Ageing, digitization drive new income streams to Japan's regional banks
Banks can help ageing SME owners manage business risks, says Moody’s.
Increasing demand for financial services related to the ageing population and increased digitization due to the COVID-19 pandemic could bring new income streams to Japan’s embattled regional banks, according to a new report by Moody’s Japan K.K.
Whilst the country's move towards an ageing and shrinking population has suppressed economic growth, the increased demand for financial services related to ageing creates new opportunities for banks to increase their fee income, says Tomoya Suzuki, a Moody’s assistant vice president and analyst.
For example, an increasing number of small and medium-sized enterprise (SME) owners will be at risk of closing their businesses due to old age and therefore will need banks' services to help them manage this transition, adds Suzuki.
Banks can also offer services that will advise owners on M&As or arrange real estate sales for fees, Moody’s report added.

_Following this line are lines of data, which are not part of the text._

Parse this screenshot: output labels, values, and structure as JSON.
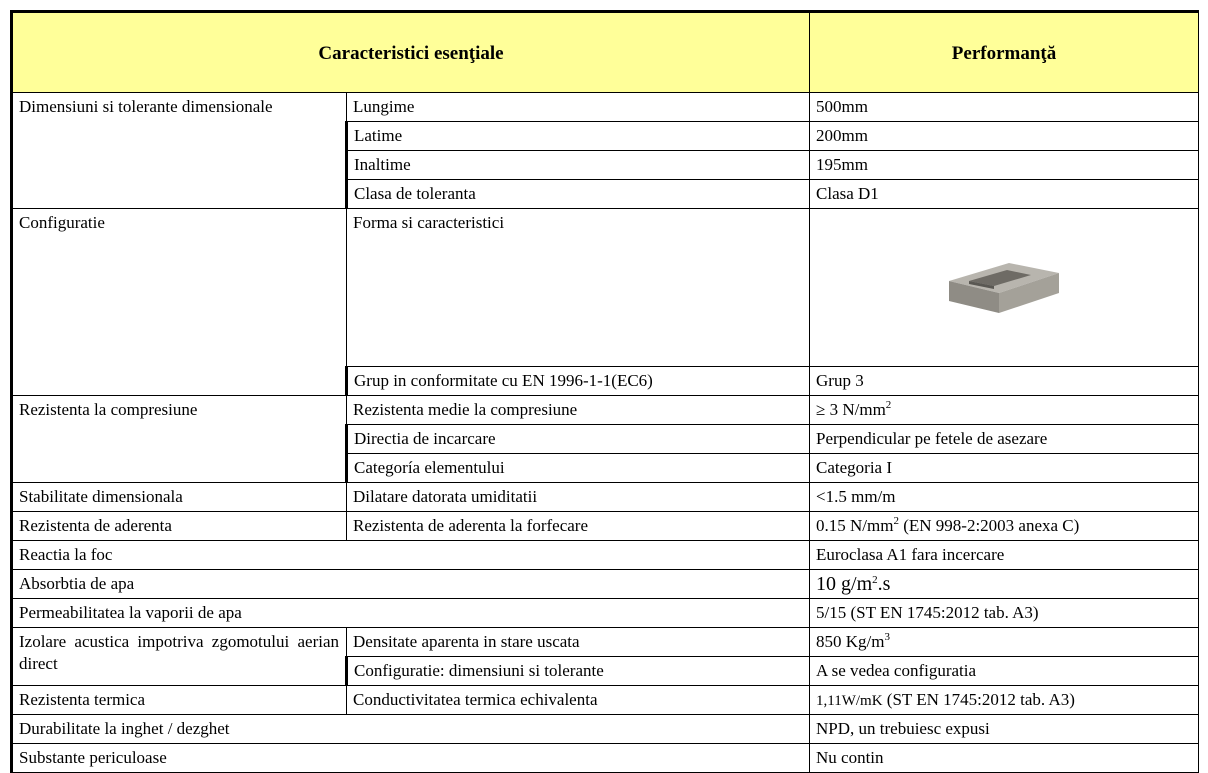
{
  "header": {
    "characteristics": "Caracteristici esenţiale",
    "performance": "Performanţă"
  },
  "groups": [
    {
      "label": "Dimensiuni si tolerante dimensionale",
      "items": [
        {
          "name": "Lungime",
          "value": [
            "500mm"
          ]
        },
        {
          "name": "Latime",
          "value": [
            "200mm"
          ]
        },
        {
          "name": "Inaltime",
          "value": [
            "195mm"
          ]
        },
        {
          "name": "Clasa de toleranta",
          "value": [
            "Clasa D1"
          ]
        }
      ]
    },
    {
      "label": "Configuratie",
      "items": [
        {
          "name": "Forma si caracteristici"
        },
        {
          "name": "Grup in conformitate cu EN 1996-1-1(EC6)",
          "value": [
            "Grup 3"
          ]
        }
      ]
    },
    {
      "label": "Rezistenta la compresiune",
      "items": [
        {
          "name": "Rezistenta medie la compresiune",
          "value": [
            "≥ 3 N/mm",
            "2"
          ]
        },
        {
          "name": "Directia de incarcare",
          "value": [
            "Perpendicular pe fetele de asezare"
          ]
        },
        {
          "name": "Categoría elementului",
          "value": [
            "Categoria I"
          ]
        }
      ]
    },
    {
      "label": "Stabilitate dimensionala",
      "items": [
        {
          "name": "Dilatare datorata umiditatii",
          "value": [
            "<1.5 mm/m"
          ]
        }
      ]
    },
    {
      "label": "Rezistenta de aderenta",
      "items": [
        {
          "name": "Rezistenta de aderenta la forfecare",
          "value": [
            "0.15 N/mm",
            "2",
            " (EN 998-2:2003 anexa C)"
          ]
        }
      ]
    },
    {
      "label": "Reactia la foc",
      "value": [
        "Euroclasa A1 fara incercare"
      ]
    },
    {
      "label": "Absorbtia de apa",
      "value": [
        "10 g/m",
        "2",
        ".s"
      ]
    },
    {
      "label": "Permeabilitatea la vaporii de apa",
      "value": [
        "5/15 (ST EN 1745:2012 tab. A3)"
      ]
    },
    {
      "label": "Izolare acustica impotriva zgomotului aerian direct",
      "items": [
        {
          "name": "Densitate aparenta in stare uscata",
          "value": [
            "850 Kg/m",
            "3"
          ]
        },
        {
          "name": "Configuratie: dimensiuni si tolerante",
          "value": [
            "A se vedea configuratia"
          ]
        }
      ]
    },
    {
      "label": "Rezistenta termica",
      "items": [
        {
          "name": "Conductivitatea termica echivalenta",
          "value": [
            "1,11W/mK",
            " (ST EN 1745:2012 tab. A3)"
          ]
        }
      ]
    },
    {
      "label": "Durabilitate la inghet / dezghet",
      "value": [
        "NPD, un trebuiesc expusi"
      ]
    },
    {
      "label": "Substante periculoase",
      "value": [
        "Nu contin"
      ]
    }
  ]
}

They can also help support the smooth transfer of assets between generations by providing tax planning and executing trusts among other services.
Social distancing and health concerns due to the coronavirus outbreak have also forced non-technology savvy people, such as the elderly who are increasingly using the internet and smartphones, to adopt online banking.
“Once they're used to the convenience of digital channels, bank customers are unlikely to shift back to face-to-face services even after the pandemic ends,” according to the report.
As a result, the need for banks to maintain physical branches is diminishing, making it easier to reduce fixed costs and improve efficiency through digitization of operations.
“We expect this combination of fee income growth and cost cuts will slow a deterioration in regional banks' credit profiles," adds Suzuki.
Fee income just accounted for 13% of Japanese regional banks’ gross profit in the year ended March 2020.